On Tuesday, New Yorkers are being asked to consider six changes to the New York State Constitution, one of which would legalize casino gambling, and while supporters have been marshaling their resources to push for a "yes" vote on Proposition 1, opponents have been less organized. NY1's Zack Fink filed the following report.
It's not every day that you see Liberal Democratic state Senator Liz Krueger and Conservative Party Chairman Mike Long on the same side of an issue, but there they were Thursday, united in their opposition to legalized gambling.
"The research all shows it will just be more New Yorkers who can least afford it from upstate New York spending their money in casinos," Krueger said.
Krueger and a coalition of opponents will be handing out leaflets and urging people to vote no on Proposition 1. The loosely culled together effort does not compare to the organized campaign put together by NY Jobs Now, a coalition of business and labor groups that has been running slick TV ads.
"For good-paying jobs and millions for our schools, flip to the back of the ballot and vote yes on proposal 1," one of the ads says.
However, a separate anti-gambling group, known as the Committee Against Proposition 1, quotes former Governor Mario Cuomo in a new ad.
"Casinos are a whole different breed," the ad quotes the governor as saying. "It changes communities. It doesn't generate wealth. It just redistributes it."
In a statement late Thursday, the former governor said "I made those statements in 1994. A great deal has changed in 20 years. The New York that I was dealing with was a different place. We didn't have casinos on every border."
The push for legalized gambling is spearheaded by the former governor's son and current governor, Andrew Cuomo, who is relying on legalized gaming to spur economic development upstate.

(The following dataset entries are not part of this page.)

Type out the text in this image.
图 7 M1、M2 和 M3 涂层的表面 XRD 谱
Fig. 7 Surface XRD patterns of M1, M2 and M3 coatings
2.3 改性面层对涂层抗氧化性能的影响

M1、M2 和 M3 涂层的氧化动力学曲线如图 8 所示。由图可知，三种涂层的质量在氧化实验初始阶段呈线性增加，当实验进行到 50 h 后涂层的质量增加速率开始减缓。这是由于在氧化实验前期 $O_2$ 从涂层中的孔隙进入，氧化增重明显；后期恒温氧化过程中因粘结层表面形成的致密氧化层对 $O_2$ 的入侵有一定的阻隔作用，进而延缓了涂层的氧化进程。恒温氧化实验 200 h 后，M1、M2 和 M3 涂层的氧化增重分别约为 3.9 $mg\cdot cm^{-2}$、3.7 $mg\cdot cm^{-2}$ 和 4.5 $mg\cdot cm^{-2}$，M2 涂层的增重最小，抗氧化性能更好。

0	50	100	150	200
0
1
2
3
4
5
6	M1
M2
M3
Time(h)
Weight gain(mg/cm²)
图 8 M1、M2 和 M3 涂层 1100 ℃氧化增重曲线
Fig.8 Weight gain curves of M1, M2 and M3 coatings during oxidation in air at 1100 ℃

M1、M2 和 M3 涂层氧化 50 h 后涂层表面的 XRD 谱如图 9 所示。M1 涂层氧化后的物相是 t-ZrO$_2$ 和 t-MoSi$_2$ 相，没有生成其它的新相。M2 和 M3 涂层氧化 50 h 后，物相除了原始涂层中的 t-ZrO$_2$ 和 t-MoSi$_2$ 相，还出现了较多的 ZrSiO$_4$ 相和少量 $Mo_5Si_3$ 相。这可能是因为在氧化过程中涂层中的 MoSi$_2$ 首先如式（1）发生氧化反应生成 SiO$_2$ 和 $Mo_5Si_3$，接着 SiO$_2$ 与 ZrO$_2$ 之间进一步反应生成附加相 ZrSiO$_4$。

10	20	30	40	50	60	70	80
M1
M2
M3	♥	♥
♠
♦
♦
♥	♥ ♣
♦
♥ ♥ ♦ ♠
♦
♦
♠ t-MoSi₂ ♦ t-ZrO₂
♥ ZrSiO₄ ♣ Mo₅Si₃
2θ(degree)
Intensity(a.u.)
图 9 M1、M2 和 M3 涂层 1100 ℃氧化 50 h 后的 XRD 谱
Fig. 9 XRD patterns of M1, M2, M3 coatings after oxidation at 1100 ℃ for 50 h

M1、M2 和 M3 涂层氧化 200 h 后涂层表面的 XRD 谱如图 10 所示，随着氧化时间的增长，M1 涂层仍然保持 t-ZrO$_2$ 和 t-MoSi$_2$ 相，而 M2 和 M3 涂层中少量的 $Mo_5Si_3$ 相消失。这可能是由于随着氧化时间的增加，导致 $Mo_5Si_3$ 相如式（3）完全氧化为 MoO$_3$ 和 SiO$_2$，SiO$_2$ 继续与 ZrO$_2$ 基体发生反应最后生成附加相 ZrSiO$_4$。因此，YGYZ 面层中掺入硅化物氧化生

The amendment would authorize up to seven casinos, four initially in three upstate regions.
"There's already gaming in New York," said Heather Bricetti of the Business Council of New York. "We've got casinos that are run by Native Americans in the state. We have racinos. All we're doing is removing a restriction that will allow us to go forward and compete with our neighboring states."
A recent poll found that support for the casino referendum in New York City is strong, about 60 percent. That's significant because New York City accounts for roughly 40 percent of the vote statewide. Moreover, turnout is expected to be a little heavier this particular year because of the mayoral election.